Before coming to the country, she read a company brochure on the street urchins. She memorized how the experts said to deal with them. Still that first day, as she walked into the airport and was surrounded by dozens of children with distended stomachs, her heart shouted. She gave away all of her change, three or four dollars, at least--exactly what the brochure said that she wasn’t supposed to do. Of course, a huge crowd of them gathered and there wasn't enough. One of the boys -- who she had just given money to -- grabbed her purse and tried to jerk it out of her hands. She was close to hysterical by the time her driver started pushing them away.
Everything exploded . . . then he was waking up crying. Julio was on top of him. His face was torn up, bloody and scary like a monster in a movie. He tried to crawl away. It hurt too much. He turned his head away. Two people passing the alley looked down, saw him and moved past quick. Then he saw the angel and was up and running. She would take him to his mother.
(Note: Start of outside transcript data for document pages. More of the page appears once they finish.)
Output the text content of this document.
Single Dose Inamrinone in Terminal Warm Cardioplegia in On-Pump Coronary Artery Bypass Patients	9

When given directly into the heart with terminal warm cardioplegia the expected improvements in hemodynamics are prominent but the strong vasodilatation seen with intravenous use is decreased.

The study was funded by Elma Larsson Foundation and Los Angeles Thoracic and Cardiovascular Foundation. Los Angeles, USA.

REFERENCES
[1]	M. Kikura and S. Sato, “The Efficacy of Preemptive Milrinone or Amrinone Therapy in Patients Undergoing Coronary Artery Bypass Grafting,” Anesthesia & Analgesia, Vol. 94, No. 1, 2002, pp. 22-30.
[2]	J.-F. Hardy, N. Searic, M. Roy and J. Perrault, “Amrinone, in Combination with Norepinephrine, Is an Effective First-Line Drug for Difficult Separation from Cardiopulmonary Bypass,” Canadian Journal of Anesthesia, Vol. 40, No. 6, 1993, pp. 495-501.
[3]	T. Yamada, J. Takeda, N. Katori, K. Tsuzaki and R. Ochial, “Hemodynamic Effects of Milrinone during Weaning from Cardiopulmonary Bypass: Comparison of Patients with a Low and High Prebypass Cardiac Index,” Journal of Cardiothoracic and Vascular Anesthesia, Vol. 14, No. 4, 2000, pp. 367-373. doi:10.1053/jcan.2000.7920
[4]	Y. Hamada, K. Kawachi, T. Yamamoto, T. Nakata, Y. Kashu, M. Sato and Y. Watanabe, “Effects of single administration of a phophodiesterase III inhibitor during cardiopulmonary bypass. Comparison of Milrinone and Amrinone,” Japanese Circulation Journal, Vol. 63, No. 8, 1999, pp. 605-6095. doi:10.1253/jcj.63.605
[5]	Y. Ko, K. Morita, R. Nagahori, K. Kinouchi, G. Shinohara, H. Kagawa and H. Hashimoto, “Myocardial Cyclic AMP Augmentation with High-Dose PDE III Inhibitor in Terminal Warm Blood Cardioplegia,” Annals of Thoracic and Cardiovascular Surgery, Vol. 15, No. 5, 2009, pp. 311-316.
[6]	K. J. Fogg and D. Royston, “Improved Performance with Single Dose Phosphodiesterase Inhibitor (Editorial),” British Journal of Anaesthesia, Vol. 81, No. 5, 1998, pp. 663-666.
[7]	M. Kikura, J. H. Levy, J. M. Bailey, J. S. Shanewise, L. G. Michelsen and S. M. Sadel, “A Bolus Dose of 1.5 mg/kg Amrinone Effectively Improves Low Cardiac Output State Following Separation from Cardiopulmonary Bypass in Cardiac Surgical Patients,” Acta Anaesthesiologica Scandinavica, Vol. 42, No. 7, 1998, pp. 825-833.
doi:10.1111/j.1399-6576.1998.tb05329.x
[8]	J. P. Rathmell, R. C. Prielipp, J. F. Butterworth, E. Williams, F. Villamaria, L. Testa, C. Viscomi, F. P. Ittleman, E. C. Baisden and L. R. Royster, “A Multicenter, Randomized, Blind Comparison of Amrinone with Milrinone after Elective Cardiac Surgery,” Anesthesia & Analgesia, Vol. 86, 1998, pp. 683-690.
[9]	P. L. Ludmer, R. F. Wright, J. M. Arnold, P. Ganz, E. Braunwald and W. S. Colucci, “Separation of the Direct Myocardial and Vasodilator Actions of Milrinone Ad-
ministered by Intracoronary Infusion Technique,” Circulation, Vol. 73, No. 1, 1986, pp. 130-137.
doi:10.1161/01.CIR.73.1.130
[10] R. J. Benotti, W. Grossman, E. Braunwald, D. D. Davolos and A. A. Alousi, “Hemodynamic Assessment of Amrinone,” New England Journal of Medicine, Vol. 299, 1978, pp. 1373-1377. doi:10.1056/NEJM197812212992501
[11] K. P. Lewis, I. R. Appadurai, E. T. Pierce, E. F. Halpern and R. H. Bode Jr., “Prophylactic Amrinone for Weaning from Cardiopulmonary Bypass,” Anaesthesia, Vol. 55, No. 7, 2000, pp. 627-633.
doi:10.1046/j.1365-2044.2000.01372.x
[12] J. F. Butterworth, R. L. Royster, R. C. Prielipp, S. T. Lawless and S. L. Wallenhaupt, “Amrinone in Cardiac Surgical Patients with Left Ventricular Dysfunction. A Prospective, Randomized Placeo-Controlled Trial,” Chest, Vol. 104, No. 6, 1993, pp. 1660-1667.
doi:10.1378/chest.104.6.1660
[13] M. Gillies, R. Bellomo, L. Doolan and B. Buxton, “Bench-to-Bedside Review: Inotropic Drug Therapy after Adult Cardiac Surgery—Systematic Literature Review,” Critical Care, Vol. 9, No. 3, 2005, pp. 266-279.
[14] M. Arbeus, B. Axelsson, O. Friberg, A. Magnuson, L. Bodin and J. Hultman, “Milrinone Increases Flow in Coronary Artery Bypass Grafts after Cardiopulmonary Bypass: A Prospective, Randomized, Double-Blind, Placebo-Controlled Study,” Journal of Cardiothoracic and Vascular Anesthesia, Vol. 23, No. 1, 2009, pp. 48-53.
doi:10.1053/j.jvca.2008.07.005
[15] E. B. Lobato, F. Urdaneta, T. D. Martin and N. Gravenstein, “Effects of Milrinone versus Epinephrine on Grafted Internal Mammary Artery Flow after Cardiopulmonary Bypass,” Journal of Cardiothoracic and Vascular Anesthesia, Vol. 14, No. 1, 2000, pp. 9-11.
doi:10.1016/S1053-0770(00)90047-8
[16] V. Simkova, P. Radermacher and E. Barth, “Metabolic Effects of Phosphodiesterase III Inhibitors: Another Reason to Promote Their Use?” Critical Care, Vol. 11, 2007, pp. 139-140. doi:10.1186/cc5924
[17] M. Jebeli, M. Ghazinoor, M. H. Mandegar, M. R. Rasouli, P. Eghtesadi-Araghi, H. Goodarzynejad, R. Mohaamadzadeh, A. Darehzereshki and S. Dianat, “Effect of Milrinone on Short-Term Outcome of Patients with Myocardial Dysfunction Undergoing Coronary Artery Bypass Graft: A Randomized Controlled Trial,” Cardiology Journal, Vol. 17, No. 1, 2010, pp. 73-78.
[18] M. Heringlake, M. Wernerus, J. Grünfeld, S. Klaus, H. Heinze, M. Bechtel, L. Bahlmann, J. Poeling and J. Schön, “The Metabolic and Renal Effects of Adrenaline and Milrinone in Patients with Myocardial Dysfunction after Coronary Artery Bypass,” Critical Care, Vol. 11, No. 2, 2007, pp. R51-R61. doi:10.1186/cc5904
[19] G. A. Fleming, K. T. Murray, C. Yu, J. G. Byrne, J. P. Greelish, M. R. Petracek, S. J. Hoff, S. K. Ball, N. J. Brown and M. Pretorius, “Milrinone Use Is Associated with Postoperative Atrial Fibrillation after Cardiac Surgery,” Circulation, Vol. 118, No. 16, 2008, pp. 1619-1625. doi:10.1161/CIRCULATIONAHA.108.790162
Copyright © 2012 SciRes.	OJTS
Like the priest said at the funeral.
He remembers that he should pray for forgiveness of his sins and he does.
She steps out of the limo with her eyes on the flowers, then turns toward the sound of yelling. The boy is running straight at her. She takes hold of her purse with both hands, looks back at the car and sees Johnny getting out.
His fingers near her face. Someone grabs him around the waist and jerks him up into the sky.
A soldier raises a muscle-cut forearm over the boy’s impossibly thin neck and then slams his fist down hard. She hears the bones in his neck crack. Her stomach convulses. Yellow bile explodes from her lips, splatters over her breasts and flows down her white satin costume.